Storm Pia hit as many tried to beat the Christmas rush that begins Friday and Saturday, when the roads are expected to be extremely busy.
Millions of people are booked on flights to spend Christmas overseas – Heathrow alone expects 6.5 million passengers to travel through its terminals this month. Friday will be the busiest day for departures.
The RAC estimates 21 million drivers will make a trip before Christmas Eve – 20% busier than last year – meaning probable delays on the roads.
Many areas of the UK experienced gusts of up to 60mph (100km/h), along with heavy rain.
Earlier, Northumberland and the Shetland Islands recorded gusts of 80mph (129km/h). The strong wind forced schools in Shetland to close and damaged power lines.
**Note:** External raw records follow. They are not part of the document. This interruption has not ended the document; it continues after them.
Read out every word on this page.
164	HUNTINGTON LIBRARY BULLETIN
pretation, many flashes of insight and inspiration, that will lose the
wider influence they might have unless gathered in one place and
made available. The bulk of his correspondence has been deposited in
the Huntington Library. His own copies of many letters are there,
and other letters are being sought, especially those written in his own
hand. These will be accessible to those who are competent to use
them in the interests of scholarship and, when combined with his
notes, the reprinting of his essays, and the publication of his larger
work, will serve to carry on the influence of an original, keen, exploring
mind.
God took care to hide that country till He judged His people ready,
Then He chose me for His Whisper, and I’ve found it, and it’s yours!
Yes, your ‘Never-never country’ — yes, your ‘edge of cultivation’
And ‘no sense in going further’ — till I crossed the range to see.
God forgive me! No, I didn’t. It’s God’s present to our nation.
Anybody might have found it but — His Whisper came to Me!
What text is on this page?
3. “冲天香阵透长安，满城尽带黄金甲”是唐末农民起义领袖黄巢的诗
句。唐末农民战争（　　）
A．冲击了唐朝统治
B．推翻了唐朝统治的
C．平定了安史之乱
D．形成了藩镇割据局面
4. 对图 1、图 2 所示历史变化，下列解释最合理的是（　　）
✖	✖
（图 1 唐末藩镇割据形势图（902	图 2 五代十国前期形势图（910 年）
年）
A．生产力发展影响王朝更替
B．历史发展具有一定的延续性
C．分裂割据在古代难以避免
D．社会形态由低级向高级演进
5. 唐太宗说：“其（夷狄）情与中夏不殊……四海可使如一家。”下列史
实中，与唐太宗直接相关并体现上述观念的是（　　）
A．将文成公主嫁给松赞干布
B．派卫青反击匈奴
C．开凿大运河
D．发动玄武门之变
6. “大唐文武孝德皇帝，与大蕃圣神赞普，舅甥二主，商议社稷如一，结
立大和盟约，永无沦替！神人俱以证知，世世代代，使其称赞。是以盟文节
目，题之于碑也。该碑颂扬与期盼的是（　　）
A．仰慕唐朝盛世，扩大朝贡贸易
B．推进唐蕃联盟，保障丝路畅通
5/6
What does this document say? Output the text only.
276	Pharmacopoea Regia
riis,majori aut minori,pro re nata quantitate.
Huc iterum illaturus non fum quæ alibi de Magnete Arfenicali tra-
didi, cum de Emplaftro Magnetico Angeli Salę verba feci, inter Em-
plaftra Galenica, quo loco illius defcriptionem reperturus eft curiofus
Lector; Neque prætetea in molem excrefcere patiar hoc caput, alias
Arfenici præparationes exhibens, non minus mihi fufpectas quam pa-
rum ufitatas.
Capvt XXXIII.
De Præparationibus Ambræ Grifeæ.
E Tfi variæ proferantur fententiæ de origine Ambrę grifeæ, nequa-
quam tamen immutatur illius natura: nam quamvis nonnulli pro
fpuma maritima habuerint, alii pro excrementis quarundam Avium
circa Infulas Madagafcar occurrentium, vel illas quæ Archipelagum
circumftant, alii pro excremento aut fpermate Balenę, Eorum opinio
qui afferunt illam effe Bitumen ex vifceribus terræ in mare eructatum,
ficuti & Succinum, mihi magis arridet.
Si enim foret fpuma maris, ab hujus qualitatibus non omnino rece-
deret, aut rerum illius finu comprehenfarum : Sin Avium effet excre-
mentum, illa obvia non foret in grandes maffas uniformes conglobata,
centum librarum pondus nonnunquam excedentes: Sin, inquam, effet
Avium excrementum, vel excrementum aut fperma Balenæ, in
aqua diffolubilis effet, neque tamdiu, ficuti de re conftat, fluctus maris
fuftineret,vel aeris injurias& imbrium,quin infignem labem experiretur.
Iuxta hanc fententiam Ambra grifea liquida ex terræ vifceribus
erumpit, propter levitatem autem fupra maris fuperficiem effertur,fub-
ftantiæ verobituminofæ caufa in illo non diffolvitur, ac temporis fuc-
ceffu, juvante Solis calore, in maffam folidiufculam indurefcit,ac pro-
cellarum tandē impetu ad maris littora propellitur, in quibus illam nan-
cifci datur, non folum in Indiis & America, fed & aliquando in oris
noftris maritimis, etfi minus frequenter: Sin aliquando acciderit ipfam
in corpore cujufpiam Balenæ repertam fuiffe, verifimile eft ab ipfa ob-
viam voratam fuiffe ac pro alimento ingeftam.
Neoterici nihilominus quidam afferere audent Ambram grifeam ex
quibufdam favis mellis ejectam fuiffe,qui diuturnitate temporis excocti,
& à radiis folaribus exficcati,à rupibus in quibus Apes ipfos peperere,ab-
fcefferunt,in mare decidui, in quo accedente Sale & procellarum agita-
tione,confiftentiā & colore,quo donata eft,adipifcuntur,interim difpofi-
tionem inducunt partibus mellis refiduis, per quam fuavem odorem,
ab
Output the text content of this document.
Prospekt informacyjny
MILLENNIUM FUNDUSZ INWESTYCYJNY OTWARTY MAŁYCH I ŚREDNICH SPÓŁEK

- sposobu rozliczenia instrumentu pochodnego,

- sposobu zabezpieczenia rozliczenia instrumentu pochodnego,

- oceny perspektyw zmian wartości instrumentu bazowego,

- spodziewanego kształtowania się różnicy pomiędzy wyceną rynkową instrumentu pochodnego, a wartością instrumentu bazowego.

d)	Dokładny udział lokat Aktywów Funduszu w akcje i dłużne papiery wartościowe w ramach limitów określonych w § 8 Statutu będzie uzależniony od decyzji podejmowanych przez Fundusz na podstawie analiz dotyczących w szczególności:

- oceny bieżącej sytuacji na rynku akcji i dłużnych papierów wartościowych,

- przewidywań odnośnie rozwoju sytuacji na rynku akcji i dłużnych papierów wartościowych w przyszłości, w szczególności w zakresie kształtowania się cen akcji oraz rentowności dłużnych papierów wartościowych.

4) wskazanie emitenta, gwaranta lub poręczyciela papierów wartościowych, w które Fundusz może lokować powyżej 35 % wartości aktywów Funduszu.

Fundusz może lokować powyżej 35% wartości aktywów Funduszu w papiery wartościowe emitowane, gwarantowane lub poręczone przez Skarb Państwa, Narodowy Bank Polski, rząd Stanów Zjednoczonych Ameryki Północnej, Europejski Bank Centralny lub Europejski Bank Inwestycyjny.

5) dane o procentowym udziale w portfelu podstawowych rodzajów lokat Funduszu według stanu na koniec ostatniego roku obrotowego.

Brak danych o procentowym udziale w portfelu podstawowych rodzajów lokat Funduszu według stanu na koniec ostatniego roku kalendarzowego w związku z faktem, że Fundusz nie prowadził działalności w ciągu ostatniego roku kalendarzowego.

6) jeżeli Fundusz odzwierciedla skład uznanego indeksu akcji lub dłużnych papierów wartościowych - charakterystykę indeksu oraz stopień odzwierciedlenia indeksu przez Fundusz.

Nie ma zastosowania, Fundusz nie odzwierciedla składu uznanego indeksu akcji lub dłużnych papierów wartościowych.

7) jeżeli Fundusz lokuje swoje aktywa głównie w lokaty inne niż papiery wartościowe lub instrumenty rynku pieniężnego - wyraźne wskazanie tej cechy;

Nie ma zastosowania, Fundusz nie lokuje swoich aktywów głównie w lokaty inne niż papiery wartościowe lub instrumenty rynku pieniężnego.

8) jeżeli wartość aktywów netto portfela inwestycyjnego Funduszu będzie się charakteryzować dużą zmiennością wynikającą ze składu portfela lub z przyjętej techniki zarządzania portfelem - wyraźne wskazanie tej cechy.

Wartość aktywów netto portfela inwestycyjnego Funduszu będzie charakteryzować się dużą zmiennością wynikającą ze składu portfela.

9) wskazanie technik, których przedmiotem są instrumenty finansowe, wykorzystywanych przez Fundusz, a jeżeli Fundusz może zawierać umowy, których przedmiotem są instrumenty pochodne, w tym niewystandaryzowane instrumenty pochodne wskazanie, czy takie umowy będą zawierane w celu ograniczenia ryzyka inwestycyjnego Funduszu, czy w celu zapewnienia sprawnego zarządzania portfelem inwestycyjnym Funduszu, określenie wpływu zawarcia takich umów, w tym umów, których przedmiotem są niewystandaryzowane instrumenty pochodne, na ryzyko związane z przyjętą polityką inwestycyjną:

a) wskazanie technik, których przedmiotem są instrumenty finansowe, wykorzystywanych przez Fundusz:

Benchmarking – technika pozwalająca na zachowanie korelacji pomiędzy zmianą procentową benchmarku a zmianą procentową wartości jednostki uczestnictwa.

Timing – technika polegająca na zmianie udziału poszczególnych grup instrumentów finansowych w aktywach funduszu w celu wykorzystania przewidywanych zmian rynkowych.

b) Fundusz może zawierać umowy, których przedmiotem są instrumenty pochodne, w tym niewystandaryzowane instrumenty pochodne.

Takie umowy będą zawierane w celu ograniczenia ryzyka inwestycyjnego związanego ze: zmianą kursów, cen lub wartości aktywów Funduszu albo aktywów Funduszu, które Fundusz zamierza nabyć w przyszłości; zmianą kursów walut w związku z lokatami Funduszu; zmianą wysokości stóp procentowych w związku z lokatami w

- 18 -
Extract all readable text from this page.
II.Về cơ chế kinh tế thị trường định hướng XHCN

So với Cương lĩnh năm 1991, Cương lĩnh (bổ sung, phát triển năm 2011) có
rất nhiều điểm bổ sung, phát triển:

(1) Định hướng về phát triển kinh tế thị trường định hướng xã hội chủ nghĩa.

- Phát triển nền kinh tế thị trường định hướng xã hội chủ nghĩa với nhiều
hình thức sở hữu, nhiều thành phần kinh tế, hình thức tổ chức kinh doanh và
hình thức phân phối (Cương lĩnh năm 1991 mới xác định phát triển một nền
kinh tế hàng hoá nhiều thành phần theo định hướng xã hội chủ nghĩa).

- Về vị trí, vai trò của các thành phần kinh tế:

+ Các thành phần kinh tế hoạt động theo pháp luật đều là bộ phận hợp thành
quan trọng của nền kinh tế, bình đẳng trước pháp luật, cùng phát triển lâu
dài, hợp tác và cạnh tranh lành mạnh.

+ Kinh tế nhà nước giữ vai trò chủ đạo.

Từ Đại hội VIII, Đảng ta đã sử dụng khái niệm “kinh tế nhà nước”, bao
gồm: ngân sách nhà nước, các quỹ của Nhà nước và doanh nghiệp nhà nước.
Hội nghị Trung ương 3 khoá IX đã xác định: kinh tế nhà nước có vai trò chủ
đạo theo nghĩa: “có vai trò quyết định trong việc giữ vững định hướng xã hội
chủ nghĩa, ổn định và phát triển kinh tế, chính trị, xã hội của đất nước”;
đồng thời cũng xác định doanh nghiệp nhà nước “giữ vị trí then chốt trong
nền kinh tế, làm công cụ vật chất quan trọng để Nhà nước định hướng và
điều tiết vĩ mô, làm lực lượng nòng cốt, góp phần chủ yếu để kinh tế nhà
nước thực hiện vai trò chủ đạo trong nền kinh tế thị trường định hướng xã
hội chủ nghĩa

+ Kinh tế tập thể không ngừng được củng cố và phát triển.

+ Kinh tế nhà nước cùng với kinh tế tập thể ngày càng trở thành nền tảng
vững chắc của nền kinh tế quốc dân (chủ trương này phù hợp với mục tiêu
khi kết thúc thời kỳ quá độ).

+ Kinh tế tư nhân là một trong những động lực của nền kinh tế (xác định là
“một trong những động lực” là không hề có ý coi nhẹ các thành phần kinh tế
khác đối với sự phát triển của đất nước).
The Met Office, which tweeted the Cairngorm summit gust speed, said that a yellow weather warning for snow and ice will begin for Shetland at 15:00, lasting until 10:00 Saturday.
A further snow and ice warning for northern Scotland begins at 21:00 on Friday, lasting until 12:00 on Saturday.
Power cuts hit other areas of Scotland, including the islands and parts of Dumfries and Galloway, while the A83 in Argyll and Bute was shut due to an HGV toppling on its side.
In England, Burton-upon-Trent, Matlock, Mansfield and Nottingham were affected by power cuts, although services were restored for many within hours.
Northern Powergrid said 40,000 households had suffered disruption to supplies in the North East, Yorkshire and northern Lincolnshire, but more than half had been reconnected by the afternoon.
Multiple tree falls were reported around Derbyshire and Nottingham. One man was taken to hospital after a tree fell onto his car in Clifton, although his injuries are not believed to be life-threatening.
Lee Mason’s house in the Derbyshire village of Stanley was damaged when a 60-tonne tree collapsed early on Thursday.
His son Guy was in bed when the 35m tree went through his bedroom window, he said, adding it sounded like an earthquake.
The family escaped safely but must now deal with the aftermath, days before Christmas.
Mr Mason said he felt fortunate everyone got out unscathed.
Simon King, BBC weather presenter and meteorologist, said the weather will remain blustery with spells of rain in the run up to Christmas, although the strongest winds will ease by Friday.
Christmas Day will also be rainy in southern areas and Scotland – but there may be snow over higher ground and a technical “white Christmas” for some, he said.